Description
This No-Bake Vegan Mint Chocolate Chip Cheesecake is a refreshing, creamy dessert perfect for mint chocolate lovers. Featuring a crunchy Oreo-style cookie crust and a luscious cashew-based filling infused with peppermint and vegan white chocolate, this cheesecake is topped with a rich dark chocolate ganache. It requires no baking, making it a simple yet elegant dessert option that sets in the fridge or freezer for hours.
Ingredients
Scale
Crust
- 154 g Oreo-style cookies
- 40 g vegan block butter
- ¼ teaspoon sea salt
- ¼ teaspoon peppermint extract
Filling
- 180 g vegan white chocolate
- 200 g cashews (soaked ahead of time)
- 500 g vegan cream cheese
- 120 g vegan Greek-style yogurt
- 60 g powdered sugar
- 30 fresh mint leaves
- 1 teaspoon peppermint extract
- 100 g vegan dark chocolate (very finely chopped)
Ganache
- 100 g vegan dark chocolate
- 120 g coconut cream (or vegan cream)
- ¼ teaspoon peppermint extract
Garnish
- Fresh mint leaves
- Chocolate pieces
Instructions
- Prepare: Soak the cashews in water for 4 hours or quick-soak them in simmering water for 30 minutes. Rinse and drain the cashews. Line the base and sides of a 7.5 or 8-inch springform pan with parchment paper to prepare for the crust.
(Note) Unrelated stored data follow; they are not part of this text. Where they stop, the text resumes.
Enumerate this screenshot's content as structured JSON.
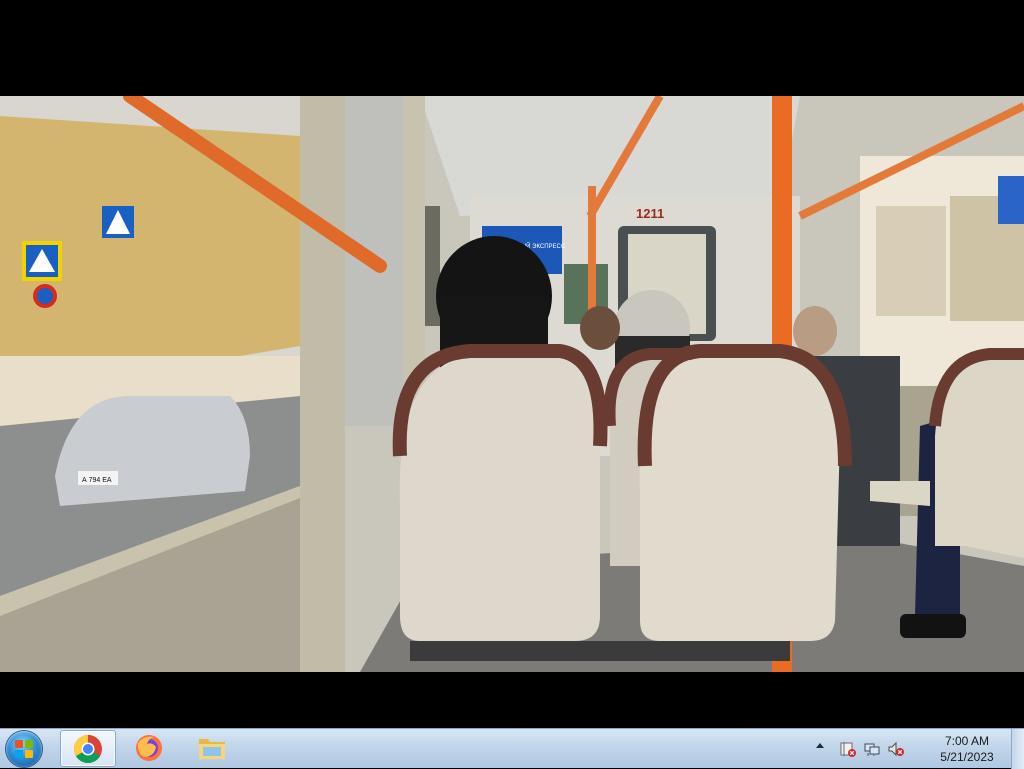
{
  "video": {
    "tram_number": "1211",
    "poster_text": "ВОСТОЧНЫЙ ЭКСПРЕСС",
    "plate_text": "А 794 ЕА"
  },
  "taskbar": {
    "pinned": [
      "chrome-icon",
      "firefox-icon",
      "file-explorer-icon"
    ],
    "tray_icons": [
      "action-center-icon",
      "network-icon",
      "volume-muted-icon"
    ]
  },
  "clock": {
    "time": "7:00 AM",
    "date": "5/21/2023"
  }
}
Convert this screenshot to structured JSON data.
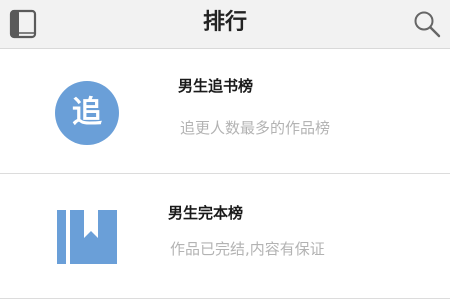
{
  "header": {
    "title": "排行",
    "left_icon": "book-icon",
    "right_icon": "search-icon"
  },
  "rankings": [
    {
      "title": "男生追书榜",
      "subtitle": "追更人数最多的作品榜",
      "icon": "chase-circle-icon",
      "icon_glyph": "追"
    },
    {
      "title": "男生完本榜",
      "subtitle": "作品已完结,内容有保证",
      "icon": "bookmark-book-icon"
    }
  ],
  "colors": {
    "header_bg": "#f2f2f2",
    "accent_blue": "#6a9fd8",
    "subtitle_gray": "#b3b3b3"
  }
}
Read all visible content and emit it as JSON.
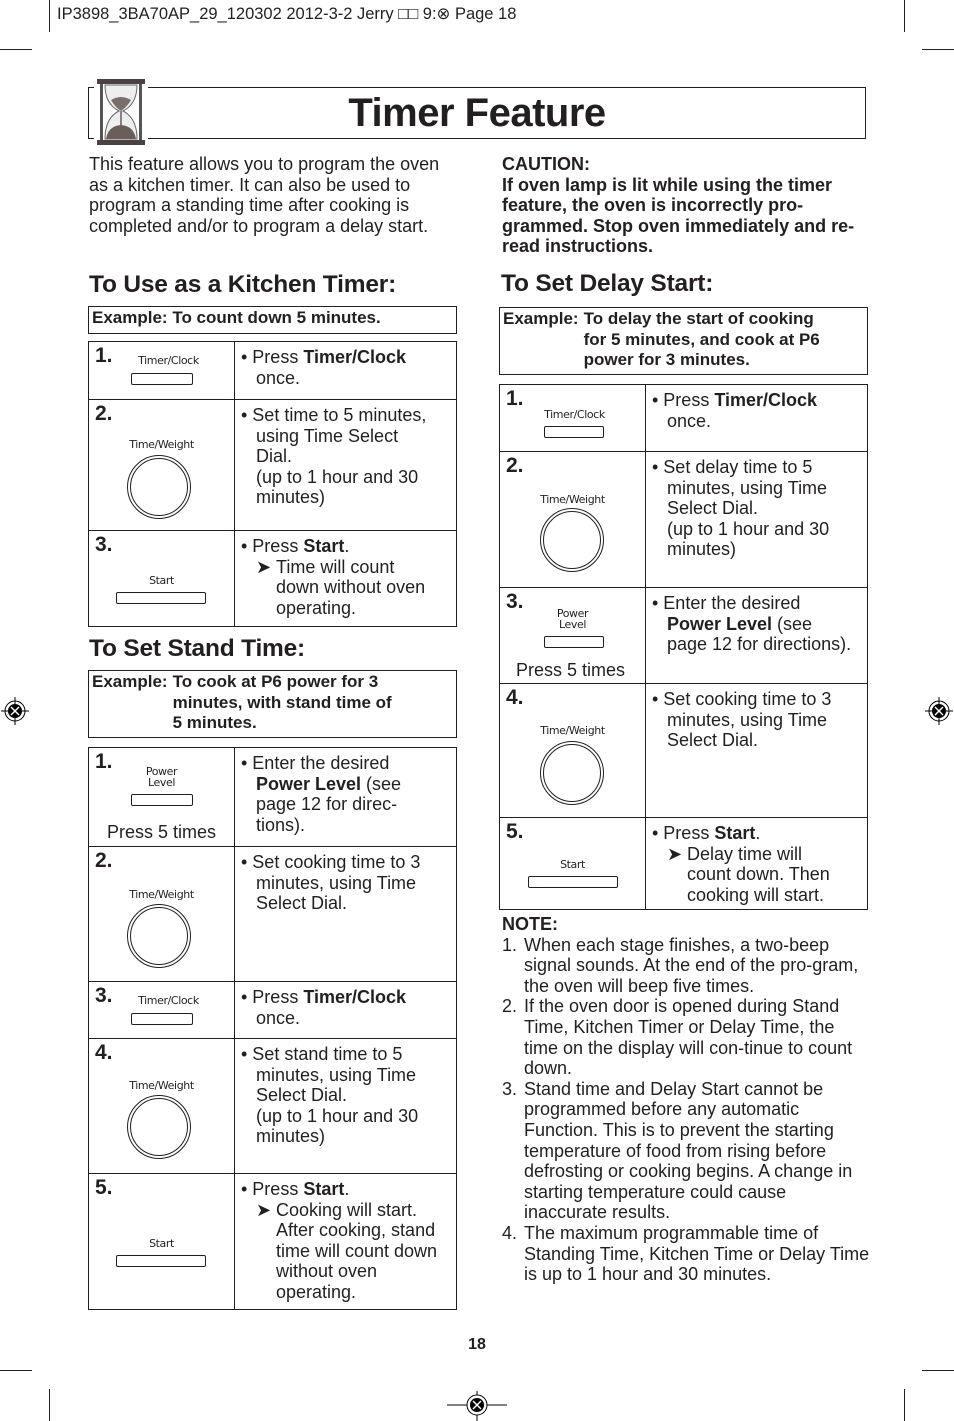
{
  "print_header": "IP3898_3BA70AP_29_120302  2012-3-2  Jerry □□ 9:⊗  Page 18",
  "title": "Timer Feature",
  "intro": "This feature allows you to program the oven as a kitchen timer. It can also be used to program a standing time after cooking is completed and/or to program a delay start.",
  "caution": {
    "heading": "CAUTION:",
    "text": "If oven lamp is lit while using the timer feature, the oven is incorrectly pro-grammed. Stop oven immediately and re-read instructions."
  },
  "buttons": {
    "timer_clock": "Timer/Clock",
    "time_weight": "Time/Weight",
    "start": "Start",
    "power": "Power",
    "level": "Level",
    "press5": "Press 5 times"
  },
  "kitchen_timer": {
    "heading": "To Use  as a Kitchen Timer:",
    "example_label": "Example:",
    "example_text": "To count down 5 minutes.",
    "steps": [
      {
        "num": "1.",
        "pre": "• Press ",
        "bold": "Timer/Clock",
        "post": "",
        "line2": "once."
      },
      {
        "num": "2.",
        "l1": "• Set time to 5 minutes,",
        "l2": "using Time Select",
        "l3": "Dial.",
        "l4": "(up to 1 hour and 30",
        "l5": "minutes)"
      },
      {
        "num": "3.",
        "pre": "• Press ",
        "bold": "Start",
        "post": ".",
        "arrow": "➤",
        "a1": "Time will count",
        "a2": "down without oven",
        "a3": "operating."
      }
    ]
  },
  "stand_time": {
    "heading": "To Set Stand Time:",
    "example_label": "Example:",
    "example_l1": "To cook at P6 power for 3",
    "example_l2": "minutes, with stand time of",
    "example_l3": "5 minutes.",
    "steps": [
      {
        "num": "1.",
        "l1": "• Enter the desired",
        "bold": "Power Level",
        "post": " (see",
        "l3": "page 12 for direc-",
        "l4": "tions)."
      },
      {
        "num": "2.",
        "l1": "• Set cooking time to 3",
        "l2": "minutes, using Time",
        "l3": "Select Dial."
      },
      {
        "num": "3.",
        "pre": "• Press ",
        "bold": "Timer/Clock",
        "line2": "once."
      },
      {
        "num": "4.",
        "l1": "• Set stand time to 5",
        "l2": "minutes, using Time",
        "l3": "Select Dial.",
        "l4": "(up to 1 hour and 30",
        "l5": "minutes)"
      },
      {
        "num": "5.",
        "pre": "• Press ",
        "bold": "Start",
        "post": ".",
        "arrow": "➤",
        "a1": "Cooking will start.",
        "a2": "After cooking, stand",
        "a3": "time will count down",
        "a4": "without oven",
        "a5": "operating."
      }
    ]
  },
  "delay_start": {
    "heading": "To Set Delay Start:",
    "example_label": "Example:",
    "example_l1": "To delay the start of cooking",
    "example_l2": "for 5 minutes, and cook at P6",
    "example_l3": "power for 3 minutes.",
    "steps": [
      {
        "num": "1.",
        "pre": "• Press ",
        "bold": "Timer/Clock",
        "line2": "once."
      },
      {
        "num": "2.",
        "l1": "• Set delay time to 5",
        "l2": "minutes, using Time",
        "l3": "Select Dial.",
        "l4": "(up to 1 hour and 30",
        "l5": "minutes)"
      },
      {
        "num": "3.",
        "l1": "• Enter the desired",
        "bold": "Power Level",
        "post": " (see",
        "l3": "page 12 for directions)."
      },
      {
        "num": "4.",
        "l1": "• Set cooking time to 3",
        "l2": "minutes, using Time",
        "l3": "Select Dial."
      },
      {
        "num": "5.",
        "pre": "• Press ",
        "bold": "Start",
        "post": ".",
        "arrow": "➤",
        "a1": "Delay time will",
        "a2": "count down. Then",
        "a3": "cooking will start."
      }
    ]
  },
  "notes": {
    "heading": "NOTE:",
    "items": [
      {
        "num": "1.",
        "text": "When each stage finishes, a two-beep signal sounds. At the end of the pro-gram, the oven will beep five times."
      },
      {
        "num": "2.",
        "text": "If the oven door is opened during Stand Time, Kitchen Timer or Delay Time, the time on the display will con-tinue to count down."
      },
      {
        "num": "3.",
        "text": "Stand time and Delay Start cannot be programmed before any automatic Function. This is to prevent the starting temperature of food from rising before defrosting or cooking begins. A change in starting temperature could cause inaccurate results."
      },
      {
        "num": "4.",
        "text": "The maximum programmable time of Standing Time, Kitchen Time or Delay Time is up to 1 hour and 30 minutes."
      }
    ]
  },
  "page_number": "18"
}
- Make the Crust: Place the Oreo-style cookies, vegan butter, sea salt, and ¼ teaspoon peppermint extract into a food processor. Blitz for a few minutes until the mixture becomes sticky and holds together when pressed between fingers.
- Press the Crust: Press the cookie mixture firmly into the base of the prepared springform pan, smoothing it down with your fingers or a spoon to compact it well. Refrigerate this crust while you prepare the filling to help it set.
- Melt White Chocolate: Break the vegan white chocolate into pieces and place them in a medium bowl. Set the bowl on top of a saucepan with simmering water to melt gently using a bain-marie/water bath, stirring often until smooth.
- Prepare the Filling: Add the melted white chocolate, soaked cashews, vegan cream cheese, vegan Greek-style yogurt, powdered sugar, fresh mint leaves, and 1 teaspoon peppermint extract to a high-speed blender. Blend until completely smooth and creamy with no lumps, scraping down the sides occasionally.
- Cool the Filling: Transfer the blended filling to a large mixing bowl. Since it may be warm, refrigerate it for 20-30 minutes to cool slightly. Once cooled, carefully fold in the finely chopped dark chocolate pieces.
- Set the Cheesecake: Pour the filling over the chilled crust in the springform pan. Refrigerate for at least 6 hours or preferably overnight to allow the cheesecake to set firmly. Alternatively, freeze for 4 hours for faster setting.
- Remove from Pan: After setting, carefully remove the springform pan and gently peel away the parchment paper from the cheesecake sides. Use a cake scraper if needed to clean the edges for a neat appearance.
- Make the Ganache: Place the finely chopped dark chocolate and coconut cream into a large heatproof bowl. Melt gently over a double boiler, stirring until smooth. Remove from heat and stir in ¼ teaspoon peppermint extract evenly throughout.
- Garnish: Pour the ganache over the top of the set cheesecake. Use a spatula or palette knife to spread it evenly. Decorate with additional fresh mint leaves and chocolate pieces for an elegant finishing touch.
Notes
- For the cashews, soaking ahead is recommended for smooth blending. Quick-soaking is a viable alternative.
- Peppermint extract amounts are divided across crust, filling, and ganache to balance the mint flavor.
- Use vegan white and dark chocolates to keep this recipe fully plant-based.
- The cheesecake needs ample chilling time to set firmly since it is no-bake.
- Line your pan carefully with parchment to make removal clean and easy.